In den Spielzeiten davor musste der FC Bayern zudem auf bittere Art und Weise erfahren, dass man sich trotz vorzeitiger Meisterschaft in der Bundesliga nichts in der Champions League kaufen kann.

Denn andererseits ist das Ziel des FC Bayern vor allem der Champions-League-Sieg. Und für den ersten Titelgewinn seit 2013 muss das Team von Niko Kovac mehr als eine Schippe drauflegen. Am Dienstag wartet in der Königsklasse nämlich kein Bundesliga-Aufsteiger, sondern der Vorjahresfinalist Tottenham Hotspur. Die darf der FC Bayern in der zweiten Hälfte nicht so arglos vor das eigene Tor kommen lassen. Sportdirektor Hasan Salihamidzic versprach: "Wir müssen, wollen und werden uns steigern in London."

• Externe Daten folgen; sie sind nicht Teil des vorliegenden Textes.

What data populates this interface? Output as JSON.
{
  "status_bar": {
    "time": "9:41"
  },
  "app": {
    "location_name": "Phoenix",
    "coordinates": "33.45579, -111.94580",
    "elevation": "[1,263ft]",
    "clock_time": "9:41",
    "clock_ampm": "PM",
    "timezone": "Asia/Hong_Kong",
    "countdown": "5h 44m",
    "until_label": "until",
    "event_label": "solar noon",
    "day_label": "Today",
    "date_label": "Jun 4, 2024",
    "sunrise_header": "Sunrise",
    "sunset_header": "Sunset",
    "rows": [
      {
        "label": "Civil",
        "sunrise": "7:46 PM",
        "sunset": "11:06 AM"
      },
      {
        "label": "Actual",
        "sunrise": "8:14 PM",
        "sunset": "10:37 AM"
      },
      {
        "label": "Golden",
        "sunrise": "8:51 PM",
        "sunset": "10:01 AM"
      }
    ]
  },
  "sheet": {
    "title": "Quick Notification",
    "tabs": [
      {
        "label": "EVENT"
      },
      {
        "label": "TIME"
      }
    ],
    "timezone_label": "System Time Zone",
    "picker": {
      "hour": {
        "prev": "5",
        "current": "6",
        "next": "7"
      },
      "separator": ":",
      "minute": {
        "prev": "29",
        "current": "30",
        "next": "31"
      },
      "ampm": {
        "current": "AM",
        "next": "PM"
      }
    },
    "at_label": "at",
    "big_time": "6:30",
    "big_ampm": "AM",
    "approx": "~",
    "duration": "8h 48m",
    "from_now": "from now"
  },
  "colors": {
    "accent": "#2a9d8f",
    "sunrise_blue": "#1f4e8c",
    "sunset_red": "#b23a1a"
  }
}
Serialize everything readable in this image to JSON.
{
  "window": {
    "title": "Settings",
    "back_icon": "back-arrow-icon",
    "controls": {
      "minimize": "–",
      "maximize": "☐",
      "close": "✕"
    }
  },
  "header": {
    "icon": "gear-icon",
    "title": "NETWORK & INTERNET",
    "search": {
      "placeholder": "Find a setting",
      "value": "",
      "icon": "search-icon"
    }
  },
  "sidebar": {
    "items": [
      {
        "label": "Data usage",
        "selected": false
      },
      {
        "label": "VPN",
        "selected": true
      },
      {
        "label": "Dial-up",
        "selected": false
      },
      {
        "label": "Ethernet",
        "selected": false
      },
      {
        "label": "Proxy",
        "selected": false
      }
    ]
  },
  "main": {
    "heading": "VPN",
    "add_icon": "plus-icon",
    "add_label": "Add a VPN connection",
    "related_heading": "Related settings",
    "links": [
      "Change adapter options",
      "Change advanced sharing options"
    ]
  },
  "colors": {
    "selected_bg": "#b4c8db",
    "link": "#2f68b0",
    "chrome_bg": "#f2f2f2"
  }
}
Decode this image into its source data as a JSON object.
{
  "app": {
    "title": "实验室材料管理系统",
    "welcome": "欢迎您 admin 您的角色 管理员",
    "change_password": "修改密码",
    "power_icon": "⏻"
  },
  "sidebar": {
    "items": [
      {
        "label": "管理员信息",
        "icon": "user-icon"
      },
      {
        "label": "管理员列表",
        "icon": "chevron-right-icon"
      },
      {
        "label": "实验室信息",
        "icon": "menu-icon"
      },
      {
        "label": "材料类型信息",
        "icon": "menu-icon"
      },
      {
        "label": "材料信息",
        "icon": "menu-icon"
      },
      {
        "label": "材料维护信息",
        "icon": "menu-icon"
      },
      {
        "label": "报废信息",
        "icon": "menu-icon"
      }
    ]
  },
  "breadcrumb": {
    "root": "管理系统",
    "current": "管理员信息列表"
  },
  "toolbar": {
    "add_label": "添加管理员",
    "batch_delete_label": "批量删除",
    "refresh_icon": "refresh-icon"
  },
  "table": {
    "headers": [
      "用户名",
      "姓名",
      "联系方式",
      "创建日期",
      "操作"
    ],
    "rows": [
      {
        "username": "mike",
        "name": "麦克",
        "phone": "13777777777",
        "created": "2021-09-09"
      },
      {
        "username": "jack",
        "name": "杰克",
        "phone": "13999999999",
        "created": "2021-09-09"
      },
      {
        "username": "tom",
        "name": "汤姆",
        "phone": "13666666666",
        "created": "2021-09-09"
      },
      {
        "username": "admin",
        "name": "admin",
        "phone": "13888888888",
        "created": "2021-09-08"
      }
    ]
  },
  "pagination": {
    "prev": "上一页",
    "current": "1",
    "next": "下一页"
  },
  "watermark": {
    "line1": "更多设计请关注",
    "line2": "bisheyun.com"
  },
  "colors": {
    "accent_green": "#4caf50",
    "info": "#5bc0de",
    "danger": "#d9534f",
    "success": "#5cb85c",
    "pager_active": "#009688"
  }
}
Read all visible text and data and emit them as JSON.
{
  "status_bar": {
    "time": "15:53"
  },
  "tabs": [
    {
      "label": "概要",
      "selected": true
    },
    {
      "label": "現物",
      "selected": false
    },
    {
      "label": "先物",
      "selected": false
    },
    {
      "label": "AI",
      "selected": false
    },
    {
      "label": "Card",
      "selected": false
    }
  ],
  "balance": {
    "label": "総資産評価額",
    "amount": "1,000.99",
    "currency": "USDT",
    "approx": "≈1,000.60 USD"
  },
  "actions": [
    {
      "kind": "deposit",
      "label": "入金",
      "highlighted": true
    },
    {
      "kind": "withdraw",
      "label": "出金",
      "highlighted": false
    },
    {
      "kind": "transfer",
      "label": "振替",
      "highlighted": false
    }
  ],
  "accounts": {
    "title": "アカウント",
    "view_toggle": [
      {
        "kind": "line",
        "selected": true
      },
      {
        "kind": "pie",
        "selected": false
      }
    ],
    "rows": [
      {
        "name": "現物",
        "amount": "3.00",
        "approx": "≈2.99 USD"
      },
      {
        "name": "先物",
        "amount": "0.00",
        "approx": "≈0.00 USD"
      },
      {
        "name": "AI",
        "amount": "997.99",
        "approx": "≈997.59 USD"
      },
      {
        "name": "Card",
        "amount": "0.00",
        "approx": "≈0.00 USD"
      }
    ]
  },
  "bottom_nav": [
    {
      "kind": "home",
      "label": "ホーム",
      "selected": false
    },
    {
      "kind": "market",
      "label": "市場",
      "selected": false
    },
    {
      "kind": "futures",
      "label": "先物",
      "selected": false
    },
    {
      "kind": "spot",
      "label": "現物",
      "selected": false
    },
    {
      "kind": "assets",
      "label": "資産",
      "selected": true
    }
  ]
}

Joshua Kimmich bekam von einem anderen Bayern-Boss übrigens dann selber noch ein eine Ansage: "Wenn man kritisch ist, muss man die Flagge in die Hand nehmen und nach oben halten. Und dann müssen alle demjenigen hinterher rennen", sagte Karl-Heinz Rummenigge und nahm den neuen Mittelfeldmotor in die Pflicht: "Dann muss er auch große Leistung liefern. Den Anspruch muss er jetzt auch an sich selbst haben." Beim FC Bayern sind sie also noch lange nicht zufrieden mit sich selbst. Und das könnte ihnen am Ende der Saison helfen.